Human genome pioneer J. Craig Venter announced plans Tuesday to sequence the gene maps of 40,000 volunteers in a bid to crack the secrets of healthy human aging.
During the 1990s, Venter, 68, gained fame (and controversy) as the head of Celera's private-industry effort to be the first to sequence a human genome, in competition with the $5 billion federal Human Genome Project. The "genome war" between them formally ended in a tie announced by U.S. President Bill Clinton in 2000.
"This is Celera on steroids and cocaine," Venter says (see full interview below).
The firm's gene maps will include a map of the microbes that live in the human gut, linked to human health in studies pioneered by human gut biome expert Karen Nelson in 2006.
By sequencing the genetic maps, or genomes, of 40,000 people (perhaps later expanded to 100,000) a year, the firm will "build the largest human sequencing operation in the world to compile the most comprehensive and complete human genotype, microbiome, and phenotype database available to tackle the diseases associated with aging-related human biological decline," it announced in a statement.
Why 40,000 genomes?
Venter: Because that is the number of genomes that the two Illumina HiSeq X Ten Sequencing Systems that we have purchased can produce in a year.

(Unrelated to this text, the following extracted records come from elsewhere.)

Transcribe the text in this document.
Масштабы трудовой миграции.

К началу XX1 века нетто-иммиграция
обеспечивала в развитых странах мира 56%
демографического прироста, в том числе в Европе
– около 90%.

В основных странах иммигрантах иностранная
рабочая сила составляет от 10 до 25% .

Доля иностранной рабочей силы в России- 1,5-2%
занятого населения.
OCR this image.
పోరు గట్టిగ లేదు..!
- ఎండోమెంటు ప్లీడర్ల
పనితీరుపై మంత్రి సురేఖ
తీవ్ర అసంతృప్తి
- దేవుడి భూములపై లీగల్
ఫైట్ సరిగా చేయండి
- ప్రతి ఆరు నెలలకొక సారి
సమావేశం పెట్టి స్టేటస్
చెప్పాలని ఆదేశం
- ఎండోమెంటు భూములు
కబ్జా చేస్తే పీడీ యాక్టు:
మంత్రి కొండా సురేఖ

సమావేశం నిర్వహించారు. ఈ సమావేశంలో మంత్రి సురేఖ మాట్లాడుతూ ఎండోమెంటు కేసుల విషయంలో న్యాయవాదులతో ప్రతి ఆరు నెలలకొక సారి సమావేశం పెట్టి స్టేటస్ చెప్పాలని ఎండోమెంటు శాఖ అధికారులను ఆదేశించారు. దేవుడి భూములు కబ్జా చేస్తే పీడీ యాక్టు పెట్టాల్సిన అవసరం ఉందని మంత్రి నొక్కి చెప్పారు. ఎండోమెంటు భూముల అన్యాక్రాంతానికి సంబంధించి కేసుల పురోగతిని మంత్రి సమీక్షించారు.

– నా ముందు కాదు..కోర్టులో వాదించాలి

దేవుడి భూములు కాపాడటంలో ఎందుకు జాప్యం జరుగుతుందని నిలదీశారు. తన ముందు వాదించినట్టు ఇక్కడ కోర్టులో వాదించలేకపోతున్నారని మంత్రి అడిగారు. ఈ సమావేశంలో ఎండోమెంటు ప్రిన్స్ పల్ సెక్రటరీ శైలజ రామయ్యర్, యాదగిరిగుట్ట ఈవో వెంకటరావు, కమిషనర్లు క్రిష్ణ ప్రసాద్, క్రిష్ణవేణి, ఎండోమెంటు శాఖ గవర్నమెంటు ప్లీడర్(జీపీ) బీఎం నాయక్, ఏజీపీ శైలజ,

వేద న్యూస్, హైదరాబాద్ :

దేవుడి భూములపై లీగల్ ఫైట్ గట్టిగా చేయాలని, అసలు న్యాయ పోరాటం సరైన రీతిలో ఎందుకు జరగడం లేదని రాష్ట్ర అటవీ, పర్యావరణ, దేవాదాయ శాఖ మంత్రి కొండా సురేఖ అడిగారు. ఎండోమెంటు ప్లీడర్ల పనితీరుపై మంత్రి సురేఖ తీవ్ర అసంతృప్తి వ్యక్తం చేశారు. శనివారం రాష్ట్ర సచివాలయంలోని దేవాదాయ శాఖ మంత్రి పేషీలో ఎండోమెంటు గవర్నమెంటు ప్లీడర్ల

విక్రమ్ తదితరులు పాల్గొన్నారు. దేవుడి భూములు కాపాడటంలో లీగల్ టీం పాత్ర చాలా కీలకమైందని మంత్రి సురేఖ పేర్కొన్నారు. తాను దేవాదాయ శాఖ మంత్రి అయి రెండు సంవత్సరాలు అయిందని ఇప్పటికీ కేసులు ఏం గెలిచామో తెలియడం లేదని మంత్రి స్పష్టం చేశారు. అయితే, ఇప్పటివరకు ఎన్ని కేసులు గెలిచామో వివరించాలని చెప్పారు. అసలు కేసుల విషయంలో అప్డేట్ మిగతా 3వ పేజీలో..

Obviously there will be advances and we will get better at sequencing, but that is where we are starting.
Why aging? Do you see aging as a specific syndrome or does it simply cover all the ailments that you will investigate?
Venter: Well, it is something that everybody does (laughs).
Hariri: The easiest answer is that aging is a central component of every disease that we want to address therapeutically. We believe that many of the processes at the cellular and the genomic level that we call aging are related and connected.
How does the gut biome (or microbiome) relate to the human genome? Why do you need it too?
Nelson: We're really excited to integrate the microbiome to human genomes in such an expansive fashion. The microbiome has been shown to be an indicator of disease and a player [in disease] in a way that we think might lead to novel therapeutic approaches if it was better understood.
Venter: Human therapeutics are the goal, whether finding new diagnostic tests or new ways to repair people, or their microbiome, to deal with disease.
Can you talk a little about your business plans? Peter [Diamandis] is better known for asteroid exploration now. How do those things go together with genomes?
Diamandis: They do go together. The era we live in is one where technology can now go after these sort of "moon shots" in a very promising way.
In scope, HLI sounds similar to the vision for Celera more than a decade ago, where information from genomes would be sold to subscribers to lead to new therapeutics and diagnostic tests. Are they the same?
Venter: This is Celera on steroids and cocaine. We would have done all this 13 years ago if we could have.
Now, the information depth and breadth, it is some many orders of magnitude greater now than it was 13 years ago [when the first human genome draft was published]. The technology costs to sequence a genome are a tiny fraction of what they were then.
I haven't been a skeptic, but I have been one of the people complaining that too little has happened after the human genome was sequenced.
Some observers suggest this will start off an arms race to sequence genomes. Is this another genome race?
Venter: I think the difference today from 13 to 15 years ago is that we are all on the same side now. If there is a race, it is one to bring the benefits of genomes to human therapeutics. We all want to get there. We all want people to have much more meaningful and productive lives as they age.
I'm sure some others will race to catch up to us (laughs).
This interview has been edited and condensed.